Having strong processes and documentation may help the startup get through the next audit or inspection, but another challenge of working at a startup is internal. It is how to collaborate with colleagues with varying levels of experience and understanding of the QMS. The challenge may be unique to startups. What most people take for granted in a well-established company needs to be learned from the ground up (e.g. how to put together a design history file or writing a risk management plan ). In a high-pressure environment, there is not that much time for learning how to write a design and development plan or an engineering change order. In any other company, these fall within the responsibility of seasoned R&D or process engineers. However, at a startup, other colleagues may have to pitch in, even if they have never written a design and development plan. For some, this collaboration makes sense. After all, in a startup, people pick up whatever tasks they can regardless of their training and experience. Other people, however, prefer defined roles and responsibilities. My own view is somewhere in between. Collaboration is important even if you are not an expert in a particular subject. But everyone will eventually need to develop their own expertise to generate high-caliber documents. A company is not a one-man show. How everyone can get there is not clear. The answer is not clear-cut, but it should be tailored to the particular needs and experience of the company. This may mean sending employees out to workshops and seminars, helping them find the resources to get up to speed.
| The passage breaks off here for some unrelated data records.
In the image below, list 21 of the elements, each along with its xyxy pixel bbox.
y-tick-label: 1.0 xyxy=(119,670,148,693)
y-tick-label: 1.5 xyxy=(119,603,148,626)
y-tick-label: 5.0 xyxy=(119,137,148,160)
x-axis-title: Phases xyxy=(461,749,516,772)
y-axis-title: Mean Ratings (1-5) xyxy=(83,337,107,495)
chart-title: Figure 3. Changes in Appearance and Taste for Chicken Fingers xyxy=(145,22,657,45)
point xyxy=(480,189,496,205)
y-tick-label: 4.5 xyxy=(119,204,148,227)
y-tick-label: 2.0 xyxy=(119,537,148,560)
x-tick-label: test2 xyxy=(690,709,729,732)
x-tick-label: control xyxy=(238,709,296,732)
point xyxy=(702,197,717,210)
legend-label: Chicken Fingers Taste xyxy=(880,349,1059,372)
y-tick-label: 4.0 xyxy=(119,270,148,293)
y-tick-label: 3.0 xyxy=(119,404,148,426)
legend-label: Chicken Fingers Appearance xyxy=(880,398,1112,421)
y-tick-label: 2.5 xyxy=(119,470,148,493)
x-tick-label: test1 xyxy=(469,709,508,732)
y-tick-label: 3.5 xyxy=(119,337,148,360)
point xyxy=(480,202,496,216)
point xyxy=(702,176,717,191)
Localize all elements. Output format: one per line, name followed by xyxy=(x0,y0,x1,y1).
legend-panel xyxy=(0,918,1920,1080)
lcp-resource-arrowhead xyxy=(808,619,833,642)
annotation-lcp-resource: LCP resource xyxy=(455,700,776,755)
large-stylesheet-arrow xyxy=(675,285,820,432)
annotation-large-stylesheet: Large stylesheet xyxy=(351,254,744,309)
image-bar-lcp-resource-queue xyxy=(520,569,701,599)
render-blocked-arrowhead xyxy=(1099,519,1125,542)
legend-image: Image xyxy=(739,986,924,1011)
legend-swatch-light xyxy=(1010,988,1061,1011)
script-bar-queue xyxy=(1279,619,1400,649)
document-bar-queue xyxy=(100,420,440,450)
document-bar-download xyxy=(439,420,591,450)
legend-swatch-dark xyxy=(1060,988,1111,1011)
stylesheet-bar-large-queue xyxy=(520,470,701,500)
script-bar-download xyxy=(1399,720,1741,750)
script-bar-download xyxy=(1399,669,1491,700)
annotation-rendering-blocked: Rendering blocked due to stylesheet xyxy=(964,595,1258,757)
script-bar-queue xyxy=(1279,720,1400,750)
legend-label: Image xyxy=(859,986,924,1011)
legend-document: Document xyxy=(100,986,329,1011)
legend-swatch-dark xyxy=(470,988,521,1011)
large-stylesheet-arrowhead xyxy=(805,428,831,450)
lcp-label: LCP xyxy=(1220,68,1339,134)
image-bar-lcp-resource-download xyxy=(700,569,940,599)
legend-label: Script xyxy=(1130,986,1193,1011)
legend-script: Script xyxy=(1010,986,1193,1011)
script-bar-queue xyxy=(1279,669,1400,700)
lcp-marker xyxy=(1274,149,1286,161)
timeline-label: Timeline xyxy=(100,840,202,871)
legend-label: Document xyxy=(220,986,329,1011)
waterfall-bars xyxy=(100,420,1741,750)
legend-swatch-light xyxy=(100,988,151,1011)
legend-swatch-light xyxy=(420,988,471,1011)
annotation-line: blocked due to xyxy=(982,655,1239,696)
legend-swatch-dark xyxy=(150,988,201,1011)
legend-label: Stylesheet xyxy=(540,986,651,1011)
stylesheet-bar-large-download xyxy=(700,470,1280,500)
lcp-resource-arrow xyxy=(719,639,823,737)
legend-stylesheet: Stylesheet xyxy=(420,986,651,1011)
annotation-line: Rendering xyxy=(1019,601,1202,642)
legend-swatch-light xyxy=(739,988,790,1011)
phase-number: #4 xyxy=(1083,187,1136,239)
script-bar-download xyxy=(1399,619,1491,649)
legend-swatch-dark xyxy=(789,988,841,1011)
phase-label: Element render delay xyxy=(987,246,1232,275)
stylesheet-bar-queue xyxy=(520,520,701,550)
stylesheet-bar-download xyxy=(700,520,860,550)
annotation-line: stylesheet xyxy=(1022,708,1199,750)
Where does all this leave regulatory and quality professionals within a medical device startup? In the short term, they can patch up the holes in the QMS through responding to audit findings and making QMS improvements. In the long term, it is the company as a whole that needs to be brought into a culture of quality and compliance. This means strong collaboration between different departments led by regulatory and quality colleagues with a knack for distilling regulatory requirements into layman’s terms. Collaboration means guiding key employees on how to write regulatory documents and identifying training opportunities. As important as getting the next product approval or passing an annual surveillance audit, the long-term challenge is internal and it is much less straightforward. It is a puzzle that will take time and a spectrum of personalities.